その頃竜也は1人ランゲージバトルの世界に潜っていた。


皆に追いつきたい、自分も覚醒能力を手に入れたいその一心で竜也はフリーエリアのモンスター相手に奮闘する。



「グラーノ!エンチャント頼む!」


「オオオン!」



岩石を投げてくる巨人相手に竜也は2丁の長銃を合わせ、そして炎を噴射させて高速で動きながら相棒のサラマンダーのグラーノに命じる。

グラーノは雄叫びを上げて竜也の炎属性攻撃を底上げし、彼をサポートしていく。



『竜也、今ならばあの岩石ごと撃ち抜くことが出来るだろう』


「オーケー!!ネオ・プロミネンスレーザー!!」



2丁の長銃が合体してその銃口から強烈な炎の本流が飛び出し、今しがた巨人が投げた岩石諸共貫通して巨人のライフバーを全て奪った。



「おっしゃ!」


「ギャウ!」


「ナイスサポートだったぜ、グラーノ!」



戦いが終わるなりグラーノはご主人の下へ駆け寄って頭を撫でて貰う。



『竜也、そろそろ休憩しよう。

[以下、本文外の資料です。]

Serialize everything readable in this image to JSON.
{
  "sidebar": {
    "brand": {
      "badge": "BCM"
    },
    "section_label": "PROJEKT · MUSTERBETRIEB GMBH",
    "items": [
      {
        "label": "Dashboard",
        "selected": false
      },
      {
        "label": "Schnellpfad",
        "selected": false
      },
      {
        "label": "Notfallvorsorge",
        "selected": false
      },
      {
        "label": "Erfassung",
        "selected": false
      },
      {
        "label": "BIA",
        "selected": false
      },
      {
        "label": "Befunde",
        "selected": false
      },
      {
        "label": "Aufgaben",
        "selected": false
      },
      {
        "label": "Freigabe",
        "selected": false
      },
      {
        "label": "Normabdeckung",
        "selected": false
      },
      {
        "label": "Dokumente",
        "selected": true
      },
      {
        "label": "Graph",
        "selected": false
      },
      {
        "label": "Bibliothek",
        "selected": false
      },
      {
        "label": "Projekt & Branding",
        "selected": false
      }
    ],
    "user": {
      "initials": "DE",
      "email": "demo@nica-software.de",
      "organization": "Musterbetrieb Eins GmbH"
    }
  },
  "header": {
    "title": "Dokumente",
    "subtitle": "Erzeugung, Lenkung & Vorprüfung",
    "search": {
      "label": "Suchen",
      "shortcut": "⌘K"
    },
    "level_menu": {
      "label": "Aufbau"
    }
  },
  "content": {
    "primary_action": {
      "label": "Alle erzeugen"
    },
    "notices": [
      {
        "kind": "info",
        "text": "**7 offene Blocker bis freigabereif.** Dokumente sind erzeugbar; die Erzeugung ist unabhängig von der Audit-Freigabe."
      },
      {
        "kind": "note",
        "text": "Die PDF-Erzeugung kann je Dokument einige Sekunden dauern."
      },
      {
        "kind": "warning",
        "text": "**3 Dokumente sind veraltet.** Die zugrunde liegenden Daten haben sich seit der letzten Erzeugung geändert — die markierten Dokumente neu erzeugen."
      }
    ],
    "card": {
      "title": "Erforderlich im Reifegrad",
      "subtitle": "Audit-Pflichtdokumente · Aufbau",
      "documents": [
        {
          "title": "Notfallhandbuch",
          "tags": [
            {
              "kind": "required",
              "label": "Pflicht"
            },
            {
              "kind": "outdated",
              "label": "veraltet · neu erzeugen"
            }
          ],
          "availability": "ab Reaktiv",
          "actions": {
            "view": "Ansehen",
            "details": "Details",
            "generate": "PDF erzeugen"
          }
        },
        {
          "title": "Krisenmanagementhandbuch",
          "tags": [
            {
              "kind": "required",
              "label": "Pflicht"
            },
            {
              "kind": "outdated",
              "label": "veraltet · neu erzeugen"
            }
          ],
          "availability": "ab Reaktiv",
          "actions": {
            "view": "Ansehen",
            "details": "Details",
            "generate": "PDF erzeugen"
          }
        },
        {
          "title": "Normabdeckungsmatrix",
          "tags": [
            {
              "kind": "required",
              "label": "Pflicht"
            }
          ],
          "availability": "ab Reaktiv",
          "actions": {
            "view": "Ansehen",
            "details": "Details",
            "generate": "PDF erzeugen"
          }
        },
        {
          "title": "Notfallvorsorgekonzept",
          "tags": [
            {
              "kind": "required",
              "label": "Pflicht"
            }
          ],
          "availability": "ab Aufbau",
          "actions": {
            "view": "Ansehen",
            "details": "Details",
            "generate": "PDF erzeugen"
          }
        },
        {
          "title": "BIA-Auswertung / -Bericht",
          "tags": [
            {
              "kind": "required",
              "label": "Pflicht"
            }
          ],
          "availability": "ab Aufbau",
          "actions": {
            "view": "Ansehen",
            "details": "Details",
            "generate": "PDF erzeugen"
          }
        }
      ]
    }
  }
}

そろそろ探索を続けて2時間が経つ』


「そんなにか……そうだな、一度戻るか」



誰もいない森林エリアのフィールドを見渡しながら竜也は呆然とそう呟く。



『竜也、お前が急ぐ気持ちも分かるが……』


「わーってるよ。戦っているだけじゃ覚醒能力が解放されないことくらいさ」


『ならいいのだが……――――最近の竜也を見ていると焦りだけが先行して自分を見失いかけているように見えるのだ』


「………」


『竜也は竜也のペースでやればいい。何も我の力の全てが覚醒能力に収束されるわけでもないのだ。いくらだってやりようはある』


「サンキュ、ボルケーノ」


『我は竜也のパートナーだ。これくらい当然のことだ』



竜也は合体させた長銃を肩に担ぎ、グラーノを連れて森林エリアを後にした。




竜也は酷く悩んでいた。表に出さずとも内心では自分だけがギルド内で置いて行かれているような、そんな焦りが全身を満たして竜也は不安から逃れるためにもランゲージバトルの世界に何度も何度も足を運ぶ。

颯太達がいない夜も休日の朝も竜也は孤独に開花する日を夢見てただただフリーエリアを歩く。


ボルケーノはそれが心配だった。颯太達と会っている時の竜也はいつも通り詩織と一緒にギルド内を盛り上げるムードメーカーの役目を果たし、場を盛り上げ、そして皆を笑わせる。

だが、1人になったとき彼の表情は浮かないものへと変わる。明るかった表情が消えて思いつめた顔をする。



それがここ最近ずっと続いていた。



『我に何かできることはないのか……』



森林エリアを歩く竜也は無言だった。



「や、おに~さん」


「ん?」



そんな彼の前に1人の少女が現れた。黒髪に少しだけ紫がかかった長い髪をポニーテールにしている。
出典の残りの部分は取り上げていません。